A proposed financing plan for annual operations and maintenance of light rail will likely be released Tuesday by C-Tran, just as a longtime critic of the Columbia River Crossing has raised new doubt about projections being used to justify the megaproject.
The Vancouver City Council had a workshop scheduled Monday evening to go over the C-Tran proposal. At the start of the 5 p.m. session, however, Matt Ransom, the city’s project development and policy manager, said it had not been released.
Ransom said he’d spoken to C-Tran Executive Director Jeff Hamm, who Ransom said has been working “round-the-clock” on a financing proposal in advance of a special meeting of the C-Tran Board of Directors, 7 p.m. Thursday at the Vancouver Community Library, 901 C St.
Ransom said the proposal would likely be made public today.
Ransom reminded councilors that plans call for applying this fall for a federal grant to pay the estimated $850 million in construction costs to extend light rail to Clark College. But to apply for a federal grant, C-Tran needs to show how it plans to pay for operation costs.
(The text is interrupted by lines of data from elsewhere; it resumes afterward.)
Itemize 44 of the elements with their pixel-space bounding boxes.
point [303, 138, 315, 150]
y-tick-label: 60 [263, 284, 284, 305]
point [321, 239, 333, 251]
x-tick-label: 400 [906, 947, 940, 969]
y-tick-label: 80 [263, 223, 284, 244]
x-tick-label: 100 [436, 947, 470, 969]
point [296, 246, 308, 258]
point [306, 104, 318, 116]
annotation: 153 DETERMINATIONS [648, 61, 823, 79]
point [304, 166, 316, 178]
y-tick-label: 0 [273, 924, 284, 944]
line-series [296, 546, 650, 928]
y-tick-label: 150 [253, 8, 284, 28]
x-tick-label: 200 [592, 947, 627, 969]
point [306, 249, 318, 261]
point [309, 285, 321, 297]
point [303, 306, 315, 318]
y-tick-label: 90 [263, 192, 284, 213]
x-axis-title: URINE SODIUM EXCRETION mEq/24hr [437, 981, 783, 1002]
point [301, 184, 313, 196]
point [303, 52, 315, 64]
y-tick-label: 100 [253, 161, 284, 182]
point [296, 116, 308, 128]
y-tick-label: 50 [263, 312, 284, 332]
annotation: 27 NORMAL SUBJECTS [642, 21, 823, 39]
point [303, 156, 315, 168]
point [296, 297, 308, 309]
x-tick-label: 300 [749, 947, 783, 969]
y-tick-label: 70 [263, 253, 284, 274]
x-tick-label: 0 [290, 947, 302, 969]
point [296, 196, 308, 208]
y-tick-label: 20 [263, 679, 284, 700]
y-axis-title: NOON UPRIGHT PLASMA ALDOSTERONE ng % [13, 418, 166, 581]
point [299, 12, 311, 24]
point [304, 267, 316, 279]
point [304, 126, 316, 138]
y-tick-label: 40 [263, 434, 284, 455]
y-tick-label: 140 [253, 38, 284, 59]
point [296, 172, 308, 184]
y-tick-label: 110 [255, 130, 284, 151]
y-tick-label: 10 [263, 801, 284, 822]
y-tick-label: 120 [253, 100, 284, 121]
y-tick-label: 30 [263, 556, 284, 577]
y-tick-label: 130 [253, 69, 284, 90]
Last year, voters rejected a proposed sales tax that would have covered the costs, previously estimated at about $2.5 million per year.
Non-tax revenue sources could include a surcharge on rider tickets and a fee for Park & Ride lots, Ransom said.
The Washington Legislature adjourned earlier this year without giving any money to the CRC. After being declared dead by leaders in both states, the project has re-emerged as a pared-down effort with Oregon at the helm. The revised plan would still build a new bridge over the Columbia with light rail and tolls, but would not immediately include any freeway work north of state Highway 14. The revised project would cost an estimated $2.7 billion.
Oregon legislators are preparing to reconvene for a special session on Sept. 30, when the CRC could land on the agenda. Lawmakers there must reauthorize their own state’s financial commitment to the project, which is set to expire without funding from Washington and other conditions being met.
Earlier Monday, a longtime critic of the CRC released a new report casting doubt on traffic and tolling projections used by CRC leaders to sell the project.
Portland economist Joe Cortright distributed an analysis calling earlier traffic figures used in the CRC’s Final Environmental Impact Statement “dramatically wrong.” Citing data from Columbia Crossing project consultant CDM Smith, Cortright said more than one-third of existing traffic on the I-5 Bridge could divert to Interstate 205 when tolling on I-5 begins in 2016. That stands in stark contrast to previous assumptions showing minimal diversion and steady traffic growth on I-5, said Cortright, president of Impresa Inc.
CDM Smith is preparing an investment-grade tolling analysis for the CRC, due in December. Cortright said he got the data through a public records request.
“This forecast invalidates the transportation rationale for the CRC project. The CRC was based on the premise that a new, larger bridge is needed to accommodate growing traffic flows,” Cortright wrote in his analysis. “But the CDM Smith forecasts show that with tolling, fewer vehicles will use the new bridge (in 2030) than use it today.”
The data project that daily traffic counts on the I-5 Bridge will drop from 124,000 vehicles today to just 78,400 in 2016 — a drop of more than 45,000 vehicles per day. Meanwhile, I-205 traffic on the Glenn Jackson Bridge will jump from nearly 140,000 vehicles per day now to 187,500 per day in 2016, and push the freeway to its capacity within 10 years, according to the Cortright analysis.
The CRC’s still-evolving finance plan leans heavily on revenue from tolling. That means traffic diversion will go a long way in determining whether the project pencils out financially.